Thanks, Neil. We revised the forecast Farm-gate milk price range down to NZD 8.20-NZD 8.80 per kilogram of milk solids in February, reflecting reduced demand for Whole Milk Powder, particularly from Greater China at a time of balanced global milk supply. Demand for New Zealand's high-quality, sustainable dairy nutrition remains positive and global milk supply is likely to be constrained in the medium to long term. We'll be out in May this year with a forecast opening price for the FY 2023-FY 2024 season. Turning to the FY 2023 earnings outlook. Strong margins in our ingredients channel have sustained longer than initially assumed, which is why we've upgraded our forecast normalized full-year earnings from NZD 0.50-NZD 0.70 per share to NZD 0.55-NZD 0.75 per share with a midpoint of NZD 0.65 a share.

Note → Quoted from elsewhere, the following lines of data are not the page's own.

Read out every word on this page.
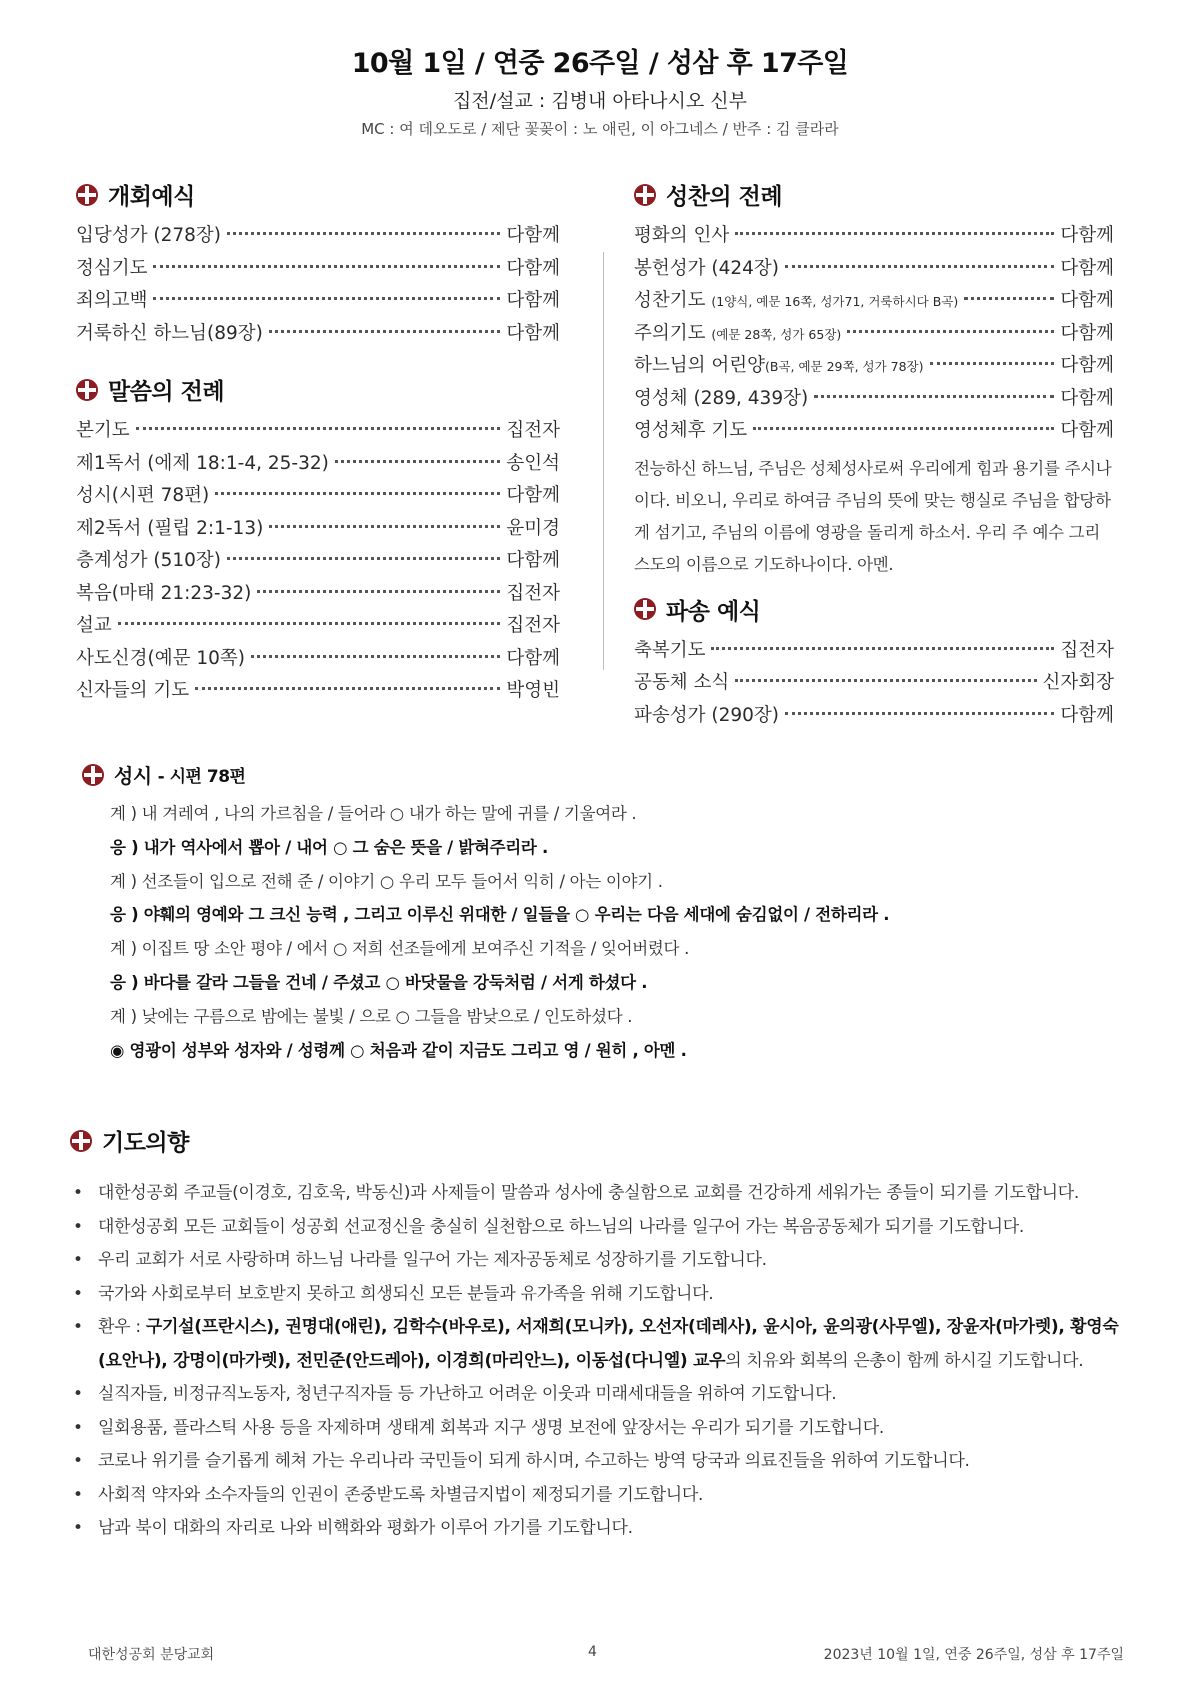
10월 1일 / 연중 26주일 / 성삼 후 17주일
집전/설교 : 김병내 아타나시오 신부
MC : 여 데오도로 / 제단 꽃꽂이 : 노 애린, 이 아그네스 / 반주 : 김 클라라
개회예식
입당성가 (278장)	다함께
정심기도	다함께
죄의고백	다함께
거룩하신 하느님(89장)	다함께
말씀의 전례
본기도	집전자
제1독서 (에제 18:1-4, 25-32)	송인석
성시(시편 78편)	다함께
제2독서 (필립 2:1-13)	윤미경
층계성가 (510장)	다함께
복음(마태 21:23-32)	집전자
설교	집전자
사도신경(예문 10쪽)	다함께
신자들의 기도	박영빈
성찬의 전례
평화의 인사	다함께
봉헌성가 (424장)	다함께
성찬기도 (1양식, 예문 16쪽, 성가71, 거룩하시다 B곡)	다함께
주의기도 (예문 28쪽, 성가 65장)	다함께
하느님의 어린양(B곡, 예문 29쪽, 성가 78장)	다함께
영성체 (289, 439장)	다함께
영성체후 기도	다함께
전능하신 하느님, 주님은 성체성사로써 우리에게 힘과 용기를 주시나이다. 비오니, 우리로 하여금 주님의 뜻에 맞는 행실로 주님을 합당하게 섬기고, 주님의 이름에 영광을 돌리게 하소서. 우리 주 예수 그리스도의 이름으로 기도하나이다. 아멘.
파송 예식
축복기도	집전자
공동체 소식	신자회장
파송성가 (290장)	다함께
성시 - 시편 78편
계 ) 내 겨레여 , 나의 가르침을 / 들어라 ○ 내가 하는 말에 귀를 / 기울여라 .
응 ) 내가 역사에서 뽑아 / 내어 ○ 그 숨은 뜻을 / 밝혀주리라 .
계 ) 선조들이 입으로 전해 준 / 이야기 ○ 우리 모두 들어서 익히 / 아는 이야기 .
응 ) 야훼의 영예와 그 크신 능력 , 그리고 이루신 위대한 / 일들을 ○ 우리는 다음 세대에 숨김없이 / 전하리라 .
계 ) 이집트 땅 소안 평야 / 에서 ○ 저희 선조들에게 보여주신 기적을 / 잊어버렸다 .
응 ) 바다를 갈라 그들을 건네 / 주셨고 ○ 바닷물을 강둑처럼 / 서게 하셨다 .
계 ) 낮에는 구름으로 밤에는 불빛 / 으로 ○ 그들을 밤낮으로 / 인도하셨다 .
◉ 영광이 성부와 성자와 / 성령께 ○ 처음과 같이 지금도 그리고 영 / 원히 , 아멘 .
기도의향
• 대한성공회 주교들(이경호, 김호욱, 박동신)과 사제들이 말씀과 성사에 충실함으로 교회를 건강하게 세워가는 종들이 되기를 기도합니다.
• 대한성공회 모든 교회들이 성공회 선교정신을 충실히 실천함으로 하느님의 나라를 일구어 가는 복음공동체가 되기를 기도합니다.
• 우리 교회가 서로 사랑하며 하느님 나라를 일구어 가는 제자공동체로 성장하기를 기도합니다.
• 국가와 사회로부터 보호받지 못하고 희생되신 모든 분들과 유가족을 위해 기도합니다.
• 환우 : 구기설(프란시스), 권명대(애린), 김학수(바우로), 서재희(모니카), 오선자(데레사), 윤시아, 윤의광(사무엘), 장윤자(마가렛), 황영숙(요안나), 강명이(마가렛), 전민준(안드레아), 이경희(마리안느), 이동섭(다니엘) 교우의 치유와 회복의 은총이 함께 하시길 기도합니다.
• 실직자들, 비정규직노동자, 청년구직자들 등 가난하고 어려운 이웃과 미래세대들을 위하여 기도합니다.
• 일회용품, 플라스틱 사용 등을 자제하며 생태계 회복과 지구 생명 보전에 앞장서는 우리가 되기를 기도합니다.
• 코로나 위기를 슬기롭게 헤쳐 가는 우리나라 국민들이 되게 하시며, 수고하는 방역 당국과 의료진들을 위하여 기도합니다.
• 사회적 약자와 소수자들의 인권이 존중받도록 차별금지법이 제정되기를 기도합니다.
• 남과 북이 대화의 자리로 나와 비핵화와 평화가 이루어 가기를 기도합니다.
대한성공회 분당교회	4	2023년 10월 1일, 연중 26주일, 성삼 후 17주일
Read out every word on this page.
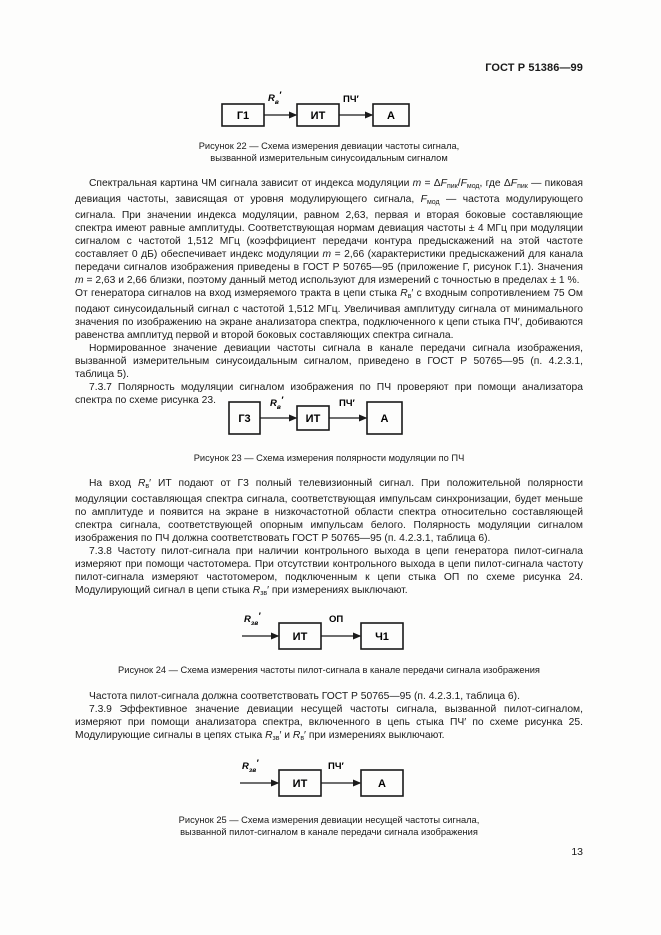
ГОСТ Р 51386—99
Г1
$R_в'$
ИТ
ПЧ′
А
Рисунок 22 — Схема измерения девиации частоты сигнала,
вызванной измерительным синусоидальным сигналом

Спектральная картина ЧМ сигнала зависит от индекса модуляции $m = \Delta F_{пик}/F_{мод}$, где $\Delta F_{пик}$ — пиковая девиация частоты, зависящая от уровня модулирующего сигнала, $F_{мод}$ — частота модулирующего сигнала. При значении индекса модуляции, равном 2,63, первая и вторая боковые составляющие спектра имеют равные амплитуды. Соответствующая нормам девиация частоты ± 4 МГц при модуляции сигналом с частотой 1,512 МГц (коэффициент передачи контура предыскажений на этой частоте составляет 0 дБ) обеспечивает индекс модуляции m = 2,66 (характеристики предыскажений для канала передачи сигналов изображения приведены в ГОСТ Р 50765—95 (приложение Г, рисунок Г.1). Значения m = 2,63 и 2,66 близки, поэтому данный метод используют для измерений с точностью в пределах ± 1 %.

От генератора сигналов на вход измеряемого тракта в цепи стыка $R_в'$ с входным сопротивлением 75 Ом подают синусоидальный сигнал с частотой 1,512 МГц. Увеличивая амплитуду сигнала от минимального значения по изображению на экране анализатора спектра, подключенного к цепи стыка ПЧ′, добиваются равенства амплитуд первой и второй боковых составляющих спектра сигнала.

Нормированное значение девиации частоты сигнала в канале передачи сигнала изображения, вызванной измерительным синусоидальным сигналом, приведено в ГОСТ Р 50765—95 (п. 4.2.3.1, таблица 5).

7.3.7 Полярность модуляции сигналом изображения по ПЧ проверяют при помощи анализатора спектра по схеме рисунка 23.

Г3
$R_в'$
ИТ
ПЧ′
А
Рисунок 23 — Схема измерения полярности модуляции по ПЧ

На вход $R_в'$ ИТ подают от Г3 полный телевизионный сигнал. При положительной полярности модуляции составляющая спектра сигнала, соответствующая импульсам синхронизации, будет меньше по амплитуде и появится на экране в низкочастотной области спектра относительно составляющей спектра сигнала, соответствующей опорным импульсам белого. Полярность модуляции сигналом изображения по ПЧ должна соответствовать ГОСТ Р 50765—95 (п. 4.2.3.1, таблица 6).

7.3.8 Частоту пилот-сигнала при наличии контрольного выхода в цепи генератора пилот-сигнала измеряют при помощи частотомера. При отсутствии контрольного выхода в цепи пилот-сигнала частоту пилот-сигнала измеряют частотомером, подключенным к цепи стыка ОП по схеме рисунка 24. Модулирующий сигнал в цепи стыка $R_{зв}'$ при измерениях выключают.

$R_{зв}'$
ИТ
ОП
Ч1
Рисунок 24 — Схема измерения частоты пилот-сигнала в канале передачи сигнала изображения

Частота пилот-сигнала должна соответствовать ГОСТ Р 50765—95 (п. 4.2.3.1, таблица 6).

7.3.9 Эффективное значение девиации несущей частоты сигнала, вызванной пилот-сигналом, измеряют при помощи анализатора спектра, включенного в цепь стыка ПЧ′ по схеме рисунка 25. Модулирующие сигналы в цепях стыка $R_{зв}'$ и $R_в'$ при измерениях выключают.

$R_{зв}'$
ИТ
ПЧ′
А
Рисунок 25 — Схема измерения девиации несущей частоты сигнала,
вызванной пилот-сигналом в канале передачи сигнала изображения
13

Our contracted rate is in line with expectation. We'll continue to watch market volatility across the rest of the year. This is reflected in the NZD 0.20 range. In summary, I'm really proud of how teams across the business have worked hard to deliver for our farmer owners, unitholders, and customers. There's a Q&A conference call at 2:30 P.M. New Zealand time today that you're welcome to dial into. The dial-in details are on the market release to the NZX website. That's all from us. Thank you for joining us today.